Ex-Notenbanker Heinz Kienzl erzählt, dass Österreichs Annäherung an die EG nicht so sehr an den Gewerkschaften gescheitert war. Vielmehr sei Kanzler Kreisky der Überzeugung gewesen, dass die Sowjets das nicht zulassen würden. Auf Kienzls Frage, warum er denn das nicht so sage, meinte Kreisky: „Eher beiße ich mir die Zunge ab, als zuzugeben, dass Österreich nur ein halb souveräner Staat ist.“ In jedem Fall war Österreich ein überaus geregeltes Staatsgebilde. In der Papierindustrie war die Produktion bis Mitte der neunziger Jahre zentral aufgeteilt. Der Brotpreis war reglementiert, ein staatliches Zweigstellenabkommen legte den Standort von Bankfilialen fest. Jedes Jahr wurden im Finanzministerium Kfz-Haftpflichtversicherungsprämien ausverhandelt und die Zinsen für Sparbücher im berüchtigten Lombardclub besprochen, um sie niedrig zu halten – wenn es denn funktioniert hätte. „Man hat sich getroffen und über Konditionen geredet“, sagt der langjährige Nationalbankdirektor Adolf Wala. „Aber dann hat sich niemand an die Empfehlungen gehalten.
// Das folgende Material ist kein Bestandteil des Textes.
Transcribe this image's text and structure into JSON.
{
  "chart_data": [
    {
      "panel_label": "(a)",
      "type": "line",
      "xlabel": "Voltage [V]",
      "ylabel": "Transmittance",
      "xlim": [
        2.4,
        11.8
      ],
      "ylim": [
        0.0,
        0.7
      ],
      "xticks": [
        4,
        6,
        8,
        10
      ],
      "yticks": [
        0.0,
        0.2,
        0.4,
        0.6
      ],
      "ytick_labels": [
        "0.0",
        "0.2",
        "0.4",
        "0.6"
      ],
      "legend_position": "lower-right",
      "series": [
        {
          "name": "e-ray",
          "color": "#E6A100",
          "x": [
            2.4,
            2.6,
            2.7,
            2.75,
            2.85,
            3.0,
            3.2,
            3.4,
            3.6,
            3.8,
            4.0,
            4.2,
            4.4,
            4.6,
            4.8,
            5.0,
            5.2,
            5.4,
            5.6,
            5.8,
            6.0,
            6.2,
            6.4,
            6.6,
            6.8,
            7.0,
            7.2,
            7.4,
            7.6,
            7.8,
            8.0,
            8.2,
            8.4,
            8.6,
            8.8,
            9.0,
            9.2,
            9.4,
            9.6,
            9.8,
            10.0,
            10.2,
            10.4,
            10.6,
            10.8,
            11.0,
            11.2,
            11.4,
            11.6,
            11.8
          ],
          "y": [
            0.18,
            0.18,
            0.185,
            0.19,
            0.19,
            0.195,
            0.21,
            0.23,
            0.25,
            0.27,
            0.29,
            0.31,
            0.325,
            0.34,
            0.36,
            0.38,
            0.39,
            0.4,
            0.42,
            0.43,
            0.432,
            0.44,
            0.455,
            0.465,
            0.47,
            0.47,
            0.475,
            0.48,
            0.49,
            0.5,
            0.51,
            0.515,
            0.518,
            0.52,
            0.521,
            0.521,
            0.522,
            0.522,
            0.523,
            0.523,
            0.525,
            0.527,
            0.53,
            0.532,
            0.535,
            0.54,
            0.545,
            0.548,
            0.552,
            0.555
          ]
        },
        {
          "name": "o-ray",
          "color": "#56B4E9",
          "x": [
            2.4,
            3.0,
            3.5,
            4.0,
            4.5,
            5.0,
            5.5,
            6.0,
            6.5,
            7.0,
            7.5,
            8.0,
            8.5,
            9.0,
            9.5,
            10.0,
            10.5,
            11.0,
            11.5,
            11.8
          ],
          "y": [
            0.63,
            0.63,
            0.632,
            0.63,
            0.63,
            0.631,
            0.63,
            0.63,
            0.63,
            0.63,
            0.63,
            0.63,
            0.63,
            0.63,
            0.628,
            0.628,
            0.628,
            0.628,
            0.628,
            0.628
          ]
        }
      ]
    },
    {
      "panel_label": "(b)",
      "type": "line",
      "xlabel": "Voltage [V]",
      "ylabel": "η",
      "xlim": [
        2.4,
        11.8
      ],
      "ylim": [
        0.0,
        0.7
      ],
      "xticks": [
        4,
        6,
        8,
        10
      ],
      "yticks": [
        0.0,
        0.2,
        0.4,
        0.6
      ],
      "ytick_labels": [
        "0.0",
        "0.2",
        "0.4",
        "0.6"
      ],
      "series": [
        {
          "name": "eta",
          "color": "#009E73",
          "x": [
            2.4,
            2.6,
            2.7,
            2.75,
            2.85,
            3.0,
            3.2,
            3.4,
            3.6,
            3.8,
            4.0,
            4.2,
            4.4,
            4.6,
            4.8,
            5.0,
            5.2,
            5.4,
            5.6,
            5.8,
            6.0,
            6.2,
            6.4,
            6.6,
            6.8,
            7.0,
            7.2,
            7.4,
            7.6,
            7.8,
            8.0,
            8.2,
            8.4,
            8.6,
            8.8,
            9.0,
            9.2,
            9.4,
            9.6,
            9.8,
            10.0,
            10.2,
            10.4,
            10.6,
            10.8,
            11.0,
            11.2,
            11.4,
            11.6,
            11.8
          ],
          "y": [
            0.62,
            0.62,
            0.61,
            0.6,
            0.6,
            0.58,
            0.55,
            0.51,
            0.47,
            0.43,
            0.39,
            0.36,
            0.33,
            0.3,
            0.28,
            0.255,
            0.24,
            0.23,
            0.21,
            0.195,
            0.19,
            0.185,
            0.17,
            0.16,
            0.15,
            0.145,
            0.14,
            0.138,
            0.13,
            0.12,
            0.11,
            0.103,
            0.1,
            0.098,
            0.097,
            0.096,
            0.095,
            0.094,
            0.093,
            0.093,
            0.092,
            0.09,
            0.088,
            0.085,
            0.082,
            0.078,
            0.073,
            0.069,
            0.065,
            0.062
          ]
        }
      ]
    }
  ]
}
Materiell war es also ein Club der Meineidbauern und nicht wirklich ein Kartell.“ Dennoch verurteilte die EU-Kommission 2002 die beteiligten Banken zu Geldstrafen.

Da die ÖVP nicht auf Privilegien verzichten wollte, kaufte die Bank Austria die CA

Österreichs Wirtschaft und Industrie ist historisch eng mit dem Bankwesen verknüpft. Zum einen waren Banken selbst Eigentümer großer Unternehmen, zum anderen wird die Wirtschaft bis heute zu 80 Prozent von Bankkrediten finanziert.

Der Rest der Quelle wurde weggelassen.